Menurutnya, masalah yang dihadapi sekarang ini ialah mengenai pemasaran dan dana. Untuk pemasarannya ia belum memiliki armada yang cukup memadai dan hanya mengandalkan gerobak dorong. Jangkauan pemasarannya masih daerah sekitarnya dan belum bisa mencakup pangsa pasar yang lebih luas lagi. Produksinya per hari baru mencapai 500 batako.

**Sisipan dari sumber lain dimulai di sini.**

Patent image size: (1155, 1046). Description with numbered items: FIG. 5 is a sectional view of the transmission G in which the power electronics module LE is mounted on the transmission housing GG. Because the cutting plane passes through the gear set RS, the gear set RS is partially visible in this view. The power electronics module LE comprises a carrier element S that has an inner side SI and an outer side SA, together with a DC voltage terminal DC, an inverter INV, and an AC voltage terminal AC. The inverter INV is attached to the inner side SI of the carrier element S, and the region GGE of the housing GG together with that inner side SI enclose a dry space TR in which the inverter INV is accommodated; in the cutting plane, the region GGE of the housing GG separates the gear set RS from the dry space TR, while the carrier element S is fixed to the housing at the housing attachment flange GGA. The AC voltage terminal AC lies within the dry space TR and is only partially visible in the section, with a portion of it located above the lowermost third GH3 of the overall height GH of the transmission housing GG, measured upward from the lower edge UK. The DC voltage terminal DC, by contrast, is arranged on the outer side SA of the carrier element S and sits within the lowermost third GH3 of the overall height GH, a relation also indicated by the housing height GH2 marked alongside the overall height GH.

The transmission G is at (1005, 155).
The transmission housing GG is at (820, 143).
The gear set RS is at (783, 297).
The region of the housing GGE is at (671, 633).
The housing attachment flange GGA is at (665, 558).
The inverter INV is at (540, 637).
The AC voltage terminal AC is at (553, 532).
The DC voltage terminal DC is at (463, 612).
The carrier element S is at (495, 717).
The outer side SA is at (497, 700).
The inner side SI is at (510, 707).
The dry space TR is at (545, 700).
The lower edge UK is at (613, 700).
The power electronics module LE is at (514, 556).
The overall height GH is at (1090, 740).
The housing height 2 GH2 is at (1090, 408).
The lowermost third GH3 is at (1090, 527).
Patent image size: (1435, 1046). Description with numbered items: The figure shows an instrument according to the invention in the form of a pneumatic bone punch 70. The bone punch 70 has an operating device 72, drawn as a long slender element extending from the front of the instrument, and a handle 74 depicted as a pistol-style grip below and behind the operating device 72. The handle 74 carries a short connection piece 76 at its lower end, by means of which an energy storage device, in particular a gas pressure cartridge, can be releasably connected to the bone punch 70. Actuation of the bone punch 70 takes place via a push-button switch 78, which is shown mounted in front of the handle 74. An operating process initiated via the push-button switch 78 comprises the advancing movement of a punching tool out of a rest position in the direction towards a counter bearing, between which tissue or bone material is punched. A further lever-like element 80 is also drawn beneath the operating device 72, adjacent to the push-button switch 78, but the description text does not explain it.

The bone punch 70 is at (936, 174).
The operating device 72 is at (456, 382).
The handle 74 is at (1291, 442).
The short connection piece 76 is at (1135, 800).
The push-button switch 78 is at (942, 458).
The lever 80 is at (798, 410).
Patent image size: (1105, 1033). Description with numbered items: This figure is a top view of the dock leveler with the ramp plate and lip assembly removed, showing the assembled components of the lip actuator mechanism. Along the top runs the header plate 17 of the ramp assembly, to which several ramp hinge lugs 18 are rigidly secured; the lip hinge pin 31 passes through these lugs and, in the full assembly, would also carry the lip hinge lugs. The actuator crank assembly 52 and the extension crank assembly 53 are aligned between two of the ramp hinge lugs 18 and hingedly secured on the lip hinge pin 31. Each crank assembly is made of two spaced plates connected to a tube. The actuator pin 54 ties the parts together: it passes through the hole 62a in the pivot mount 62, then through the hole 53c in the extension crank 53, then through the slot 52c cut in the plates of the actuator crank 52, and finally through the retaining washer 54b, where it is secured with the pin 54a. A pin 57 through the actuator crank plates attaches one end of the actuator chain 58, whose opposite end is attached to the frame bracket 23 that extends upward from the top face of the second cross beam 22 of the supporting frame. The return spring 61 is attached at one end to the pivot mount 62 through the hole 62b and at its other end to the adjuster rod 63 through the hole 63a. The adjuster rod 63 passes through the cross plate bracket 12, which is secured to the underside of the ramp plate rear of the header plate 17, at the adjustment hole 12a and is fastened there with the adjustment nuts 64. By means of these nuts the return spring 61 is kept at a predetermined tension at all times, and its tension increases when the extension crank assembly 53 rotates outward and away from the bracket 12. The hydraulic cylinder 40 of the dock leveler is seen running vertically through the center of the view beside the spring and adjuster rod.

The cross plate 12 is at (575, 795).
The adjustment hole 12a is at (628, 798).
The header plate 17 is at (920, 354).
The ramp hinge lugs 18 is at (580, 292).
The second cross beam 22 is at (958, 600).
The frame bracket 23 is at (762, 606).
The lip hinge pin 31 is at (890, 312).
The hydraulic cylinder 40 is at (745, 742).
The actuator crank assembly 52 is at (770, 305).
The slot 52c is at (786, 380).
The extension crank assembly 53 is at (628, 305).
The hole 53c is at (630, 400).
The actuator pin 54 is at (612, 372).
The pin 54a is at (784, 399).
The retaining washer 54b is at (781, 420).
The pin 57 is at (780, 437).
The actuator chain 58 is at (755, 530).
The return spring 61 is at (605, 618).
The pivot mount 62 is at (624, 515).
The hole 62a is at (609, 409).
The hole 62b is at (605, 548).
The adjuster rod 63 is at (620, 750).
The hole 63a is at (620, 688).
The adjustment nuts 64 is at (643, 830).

Untuk membayar dua orang karyawannya tersebut, ia harus mengeluarkan biaya untuk yang membuat batako sebesar Rp 55 per batako, sedangkan untuk pendorong gerobak Rp 50 per batako. Adapun harga batako itu sendiri ialah Rp 325/batako. Batako ini dibuat dengan bahan dasar berupa kapur, pasir, dan semen.

Rumus yang biasa digunakan ialah empat truk pasir dan satu ton kapur kembang. Dengan bahan tersebut dapat dihasilkan sebanyak 8.000 batako. Sedangkan semen digunakan apabila ada pesanan dari konsumen.

Proses pengeringan batako tidak menggunakan sinar matahari secara langsung, tetapi cukup diangin-anginkan saja.
Bila kena sinar matahari secara langsung, batako akan banyak yang pecah sehingga akan merugikan perusahaan. Berbeda hasilnya apabila batako tersebut hanya diangin-anginkan saja. Batako akan lebih kuat dan tidak banyak yang pecah, sehingga akan menguntungkan perusahaan. Pengeringan ini membutuhkan waktu selama dua minggu, setelah itu baru bisa dipasarkan.

Walaupun perusahaan ini terbilang masih kecil dan sederhana, namun dapat meraih keuntungan bersih sebesar Rp 1,5 juta per bulan. Pembuatan batako dengan merek TK (Tunas Karya) ini beralamat di Babakan Kidul, Cibubur Tengah, Cimahi RT 01/RW 4. Salah satu perbedaan batako dengan bata merah ialah dalam proses pembuatannya. Batako tidak perlu dibakar, sehingga walaupun musim hujan produksi dapat terus berjalan dengan lancar.